Riprendiamo da LIBERO di oggi, 23/08/2024, pag. 15, con il titolo "Le trattative ferme, perché Netanyahu non cede ad Hamas", l'analisi di Carlo Nicolato.
Carlo Nicolato
No, Netanyahu non ha fatto alcun passo indietro. Le voci dal sapore propagandistico - negli Usa è in corso la convention Democratica in un delirio di ottimismo mai visto – secondo cui il premier israeliano avesse accettato le proposte di Biden di cui il suo segretario di Stato si è fatto latore qualche giorno fa, sono state smentite. Secondo altre voci filtrate ieri Blinken avrebbe infatti proposto che l’Egitto faccia parte di una forza di pace internazionale con il compito di controllare il cosiddetto Corridoio Philadelphi e che Israele si ritiri del tutto o in parte dallo stesso.
Il Washington Post parlava di una telefonata dai toni perentori del presidente americano durante il quale Netanyahu avrebbe fatto alcune concessioni, ma secondo quanto confermato ieri dall’ufficio del premier si tratta di interpretazioni false: «Israele insisterà sul raggiungimento di tutti i suoi obiettivi di guerra, così come sono stati definiti dal gabinetto di sicurezza, compreso il fatto che Gaza non costituisca mai più una minaccia per la sicurezza di Israele. Ciò richiede la messa in sicurezza del confine meridionale».
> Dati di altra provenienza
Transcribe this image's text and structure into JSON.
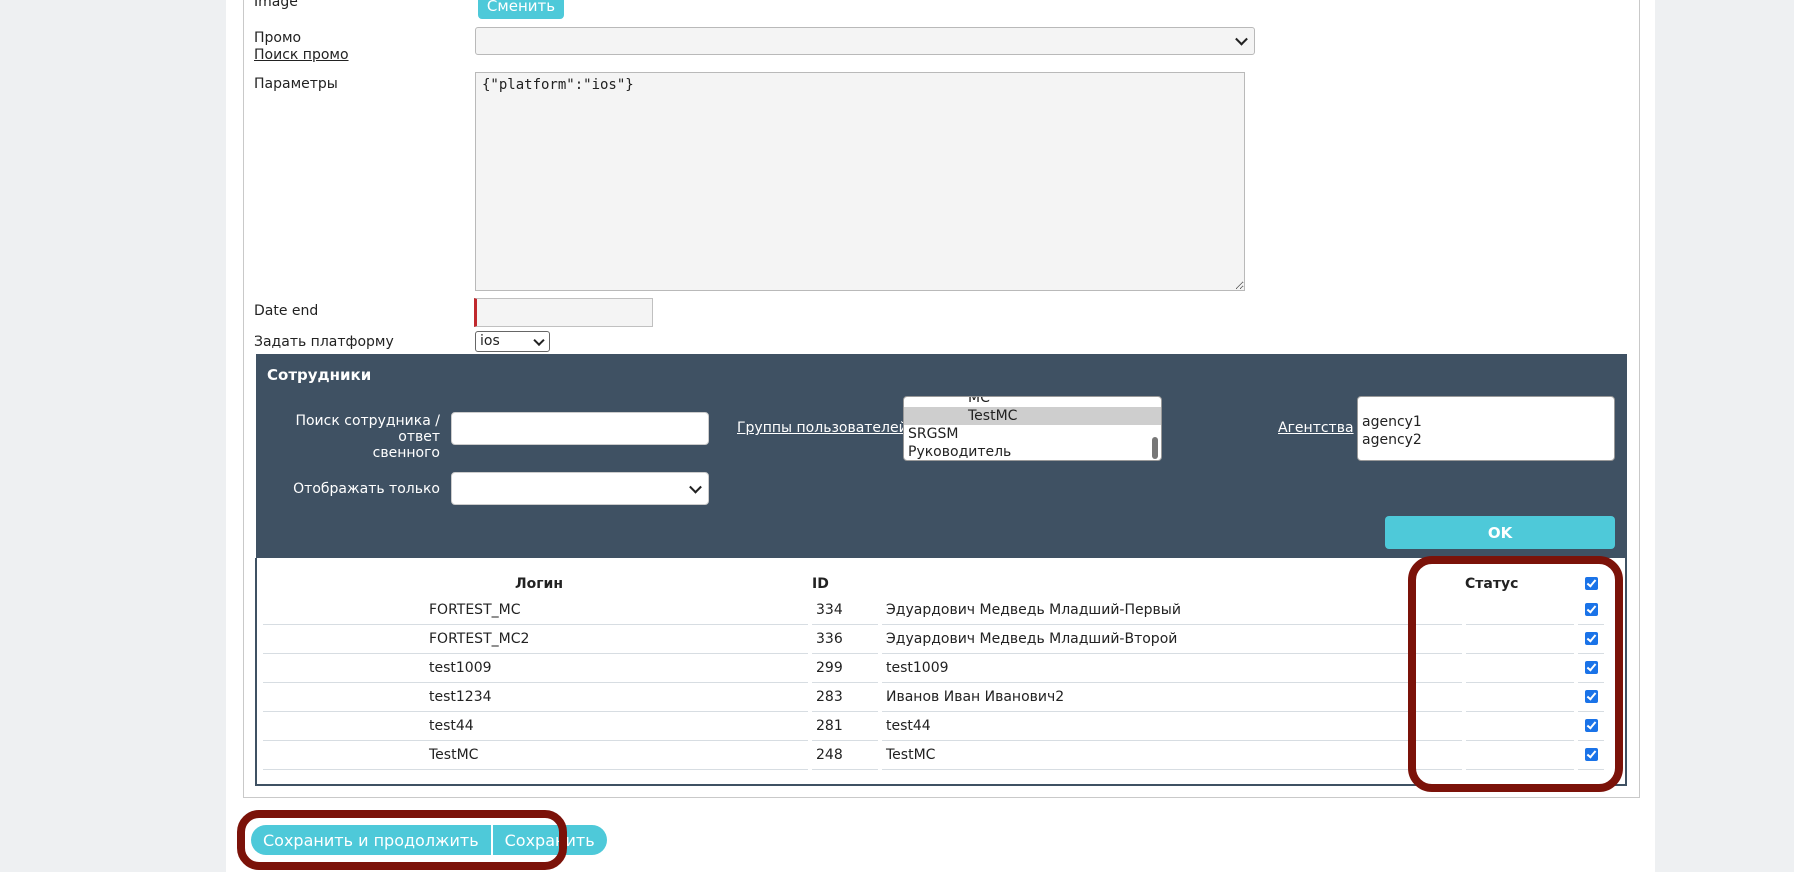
{
  "form": {
    "image_label": "Image",
    "change_button": "Сменить",
    "promo_label": "Промо",
    "promo_search_link": "Поиск промо",
    "promo_value": "",
    "params_label": "Параметры",
    "params_value": "{\"platform\":\"ios\"}",
    "date_end_label": "Date end",
    "date_end_value": "",
    "platform_label": "Задать платформу",
    "platform_value": "ios"
  },
  "employees": {
    "title": "Сотрудники",
    "search_label_line1": "Поиск сотрудника / ответ",
    "search_label_line2": "свенного",
    "search_value": "",
    "show_only_label": "Отображать только",
    "show_only_value": "",
    "user_groups_link": "Группы пользователей",
    "user_groups": [
      {
        "label": "MC",
        "indent": true,
        "selected": false
      },
      {
        "label": "TestMC",
        "indent": true,
        "selected": true
      },
      {
        "label": "SRGSM",
        "indent": false,
        "selected": false
      },
      {
        "label": "Руководитель",
        "indent": false,
        "selected": false
      }
    ],
    "agencies_link": "Агентства",
    "agencies": [
      "agency1",
      "agency2"
    ],
    "ok_button": "OK"
  },
  "table": {
    "headers": {
      "login": "Логин",
      "id": "ID",
      "status": "Статус"
    },
    "header_checkbox_checked": true,
    "rows": [
      {
        "login": "FORTEST_MC",
        "id": "334",
        "name": "Эдуардович Медведь Младший-Первый",
        "checked": true
      },
      {
        "login": "FORTEST_MC2",
        "id": "336",
        "name": "Эдуардович Медведь Младший-Второй",
        "checked": true
      },
      {
        "login": "test1009",
        "id": "299",
        "name": "test1009",
        "checked": true
      },
      {
        "login": "test1234",
        "id": "283",
        "name": "Иванов Иван Иванович2",
        "checked": true
      },
      {
        "login": "test44",
        "id": "281",
        "name": "test44",
        "checked": true
      },
      {
        "login": "TestMC",
        "id": "248",
        "name": "TestMC",
        "checked": true
      }
    ]
  },
  "actions": {
    "save_continue": "Сохранить и продолжить",
    "save": "Сохранить"
  },
  "colors": {
    "accent": "#4ec9d9",
    "panel": "#3f5163",
    "highlight": "#7b1209",
    "checkbox": "#1a73e8"
  }
}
E come potrebbe essere altrimenti, infatti? Istituito in base al trattato di pace tra Egitto e Israele del 1979, il Corridoio è stato progettato come un cuscinetto per prevenire il contrabbando di armi e materiali a Gaza. Dopo il disimpegno di Israele dalla Striscia nel 2005, il controllo del lato egiziano del Corridoio è stato consegnato al Cairo che ha promesso di prevenire traffici e incursioni. Nonostante queste rassicurazioni il Corridoio è diventato invece un canale vitale per Hamas, in particolare attraverso la rete di tunnel sotto il corridoio, la famosa “metropolitana di Gaza”, sono passate armi e tutto il materiale che ha permesso ad Hamas di rinforzarsi e attaccare Israele. Per non parlare degli stessi terroristi e dei loro vertici. La messa in sicurezza del Corridoio è quindi essenziale per neutralizzare le capacità di Hamas e chiedere a Israele di passare il controllo a qualcun altro sarebbe come se gli Stati Uniti nella guerra contro l’Isis e Al Qaeda si disinteressassero dei canali che forniscono loro armamenti e materiale umano. Un assurdo inaccettabile per Washington come per Gerusalemme.
Non è un caso infatti che Hamas si opponga fermamente al controllo da parte di Israele del Corridoio e chieda il suo disimpegno come condizione sine qua non per le trattative. I terroristi avrebbero dato l’ok al progetto di forza internazionale; sanno che, se si tratterà di una cosa come Unifil, avranno vita facile a rimettere le loro mani sulla Striscia. D’accordo anche l’Egitto, che ha sempre sostenuto che i tunnel erano stati distrutti prima dell’attacco del 7 ottobre.
GLI OSTAGGI NEL TUNNEL
Ma come ha sottolineato il ministro della Difesa israeliano Yoav Gallant in vista mercoledì scorso alla zona, durante le attuali operazioni militari sono stati distrutti almeno 150 tunnel, ma ne restano ancora decine. Gallant ha parlato di un centinaio di tunnel più superficiali in cui sono stati ritrovate armi, proiettili e strumentazioni di vario genere, ma tre mesi fa l’Idf ha ritrovato una galleria più in profondità (almeno tre metri), abbastanza grande perché passassero mezzi di trasporto motorizzati. È possibile che nei tunnel rimasti siano stati nascosti anche gli ostaggi tuttora in mano ai criminali. Solo qualche chilometro più a nord, in un tunnel nella zona di Khan Younis, mercoledì scorso sono stati ritrovati i corpi di 6 ostaggi che risultavano vivi dopo l’attacco del 7 ottobre. Nei loro resti sono stati ritrovati proiettili, dal che si deduce che gli ostaggi sono stati assassinati a sangue freddo da Hamas.